By 1935, Schoenberg had obtained a post as Professor of Composition at USC. He then joined the faculty at UCLA in the autumn of 1936; a year which turned out to be interesting and fruitful for the composer. He became a friend and tennis partner of George Gershwin, and, more importantly for our purposes, 1936 was the year that Schoenberg composed his first serious works in the United States: the Violin Concerto, Op. 36, and the String Quartet No. 4, Op. 37.

The String Quartet No. 4 is a product of the serial or 12-tone technique of composition Schoenberg developed during the teens and ’20s of the last century, in which an entire work (or single movement) is based on an arrangement of the 12 tones of the chromatic scale into a melodic/motivic/harmonic generating source or series. In the case of the String Quartet No. 4, all four movements are based on a single series. Along with the Violin Concerto, it proved to be the culminating work of what is recognized as his third compositional period.

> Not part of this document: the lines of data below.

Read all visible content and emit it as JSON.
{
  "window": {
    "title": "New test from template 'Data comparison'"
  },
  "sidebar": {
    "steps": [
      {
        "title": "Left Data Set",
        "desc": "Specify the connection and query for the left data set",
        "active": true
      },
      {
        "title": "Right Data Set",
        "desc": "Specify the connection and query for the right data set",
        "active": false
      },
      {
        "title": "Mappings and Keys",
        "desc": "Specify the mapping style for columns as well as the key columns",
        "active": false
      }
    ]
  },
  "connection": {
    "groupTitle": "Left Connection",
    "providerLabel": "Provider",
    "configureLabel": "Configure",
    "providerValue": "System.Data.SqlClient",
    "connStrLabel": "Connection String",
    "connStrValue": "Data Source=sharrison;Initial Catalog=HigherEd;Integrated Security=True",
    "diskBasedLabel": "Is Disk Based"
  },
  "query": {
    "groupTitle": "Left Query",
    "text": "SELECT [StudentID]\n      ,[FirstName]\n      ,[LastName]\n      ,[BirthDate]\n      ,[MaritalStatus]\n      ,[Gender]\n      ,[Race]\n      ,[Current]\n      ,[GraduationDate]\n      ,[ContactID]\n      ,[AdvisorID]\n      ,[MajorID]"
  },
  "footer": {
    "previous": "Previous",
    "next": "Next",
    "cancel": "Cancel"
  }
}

In this String Quartet, the absolute freedom with which Schoenberg controls rhythmic fluency and clear, delineated polyphony is masterful. Though perhaps not as recognizable as in, say, a Mozart symphony or string quartet, Schoenberg nonetheless utilizes classical forms convincingly, evoking sonata form in the first movement, a scherzo in the second, and a rondo in the fourth. Emotive melody reigns supreme, most notably in the third movement Largo, in which a recitative-like passage, sung in unison by all four instruments at the beginning and again halfway through the movement, is of a near-Romantic intensity.